I Can Too is a Bulgarian organization founded in 2006 to “assist children with disabilities and to foster their social integration.” This print ad is part of their “Streets Without Boundaries” campaign. If you want to visit the page, there is an English translation, but it may not go there by default. (Look for a British flag in the upper left corner.) If you cannont recognize the flag of Great Britain/The United Kingdom, go directly to Geography class, do not pass go, and do not buy those airline tickets for your European getaway.
I Can Too gives an example that is tangible, yet metaphorical, of how hard it can be for those with disabilities to access public spaces. Here we see a playground out of focus in the background, blocked by a steep sidewalk fashioned into a castle.
The message is denied happiness. Playgrounds are a happy place, but those with disabilities all too often have the vision of happiness clouded, as portrayed by the out of focus background.
The organizations logo is bright and simple–possibly created by a child. It’s a very fitting image for such an organization.
“Sometimes small things can be a huge obstacle” draws attention to the picture and the plight of the disabled, and then the call to action is made asking people to donate to a fund that will help ensure normal access to public space with people with disabilities.

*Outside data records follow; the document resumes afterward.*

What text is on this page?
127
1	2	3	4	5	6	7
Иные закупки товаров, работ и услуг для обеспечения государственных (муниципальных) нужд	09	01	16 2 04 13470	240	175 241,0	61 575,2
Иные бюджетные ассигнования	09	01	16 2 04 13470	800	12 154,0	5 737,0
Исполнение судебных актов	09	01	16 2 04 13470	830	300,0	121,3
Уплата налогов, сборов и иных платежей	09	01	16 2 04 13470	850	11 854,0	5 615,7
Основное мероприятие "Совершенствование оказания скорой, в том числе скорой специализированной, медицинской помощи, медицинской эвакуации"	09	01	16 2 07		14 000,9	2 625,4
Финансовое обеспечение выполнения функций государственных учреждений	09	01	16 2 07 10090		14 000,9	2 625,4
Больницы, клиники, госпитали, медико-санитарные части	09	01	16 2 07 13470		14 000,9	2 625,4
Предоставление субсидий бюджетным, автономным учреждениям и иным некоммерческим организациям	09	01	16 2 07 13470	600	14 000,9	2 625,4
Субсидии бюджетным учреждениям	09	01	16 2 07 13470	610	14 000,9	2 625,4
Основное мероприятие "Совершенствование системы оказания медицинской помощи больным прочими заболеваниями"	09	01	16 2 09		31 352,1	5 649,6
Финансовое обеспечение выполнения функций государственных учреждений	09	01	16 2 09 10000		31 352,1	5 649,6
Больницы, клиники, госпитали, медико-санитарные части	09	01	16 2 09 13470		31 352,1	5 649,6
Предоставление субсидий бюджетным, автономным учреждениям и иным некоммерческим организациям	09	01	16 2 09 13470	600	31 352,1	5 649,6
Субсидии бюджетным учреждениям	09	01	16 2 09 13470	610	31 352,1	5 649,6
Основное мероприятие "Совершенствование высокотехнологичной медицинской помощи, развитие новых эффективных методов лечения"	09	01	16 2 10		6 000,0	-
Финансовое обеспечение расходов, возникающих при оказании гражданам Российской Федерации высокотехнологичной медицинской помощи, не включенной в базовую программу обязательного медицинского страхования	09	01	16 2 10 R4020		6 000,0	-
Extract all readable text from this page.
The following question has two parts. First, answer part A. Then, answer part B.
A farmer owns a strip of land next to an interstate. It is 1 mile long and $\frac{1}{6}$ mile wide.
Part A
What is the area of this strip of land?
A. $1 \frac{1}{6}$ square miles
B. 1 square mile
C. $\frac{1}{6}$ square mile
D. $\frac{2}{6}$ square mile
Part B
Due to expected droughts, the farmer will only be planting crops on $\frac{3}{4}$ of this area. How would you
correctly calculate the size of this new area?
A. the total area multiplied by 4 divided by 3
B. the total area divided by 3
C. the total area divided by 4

The organization name “I Can Too” was also well-thought-out. It is empowering, emotional, and emphasizes what their goals are.
This piece was well-thought-out and professionally executed. My initial reaction is overwhelmingly positive.
This piece presents the problem well, but could use some additional information regarding the solution.
Some questions I thought of while viewing this ad…
What does normal access look like? We can see here that the steep sidewalk is in the way, but that is not the only problem. The playground also seems woefully inaccessible. If the curb is enough of an obstacle that someone cannot get to the playground, they will not likely be able to do much even if they could get there.
Is the call to action here really the focus of the ad? Is this an “awareness” piece or a fundraising effort? It certainly creates awareness, but the appeal of donating an unspecified amount with unspecified results for unspecified people to a fund is perhaps not the most motivational way to solicit funds.
I might suggest personalizing the ad a bit more. Expand on that theme of denied happiness and put a human face on it. Abstract concepts are much easier to reject or not care about than humanized ones. Also, let donors know what their donation of various sizes can do. If they knew that a specific amount of money would install an accessible curb or playground equipment, they may be more likely to donate.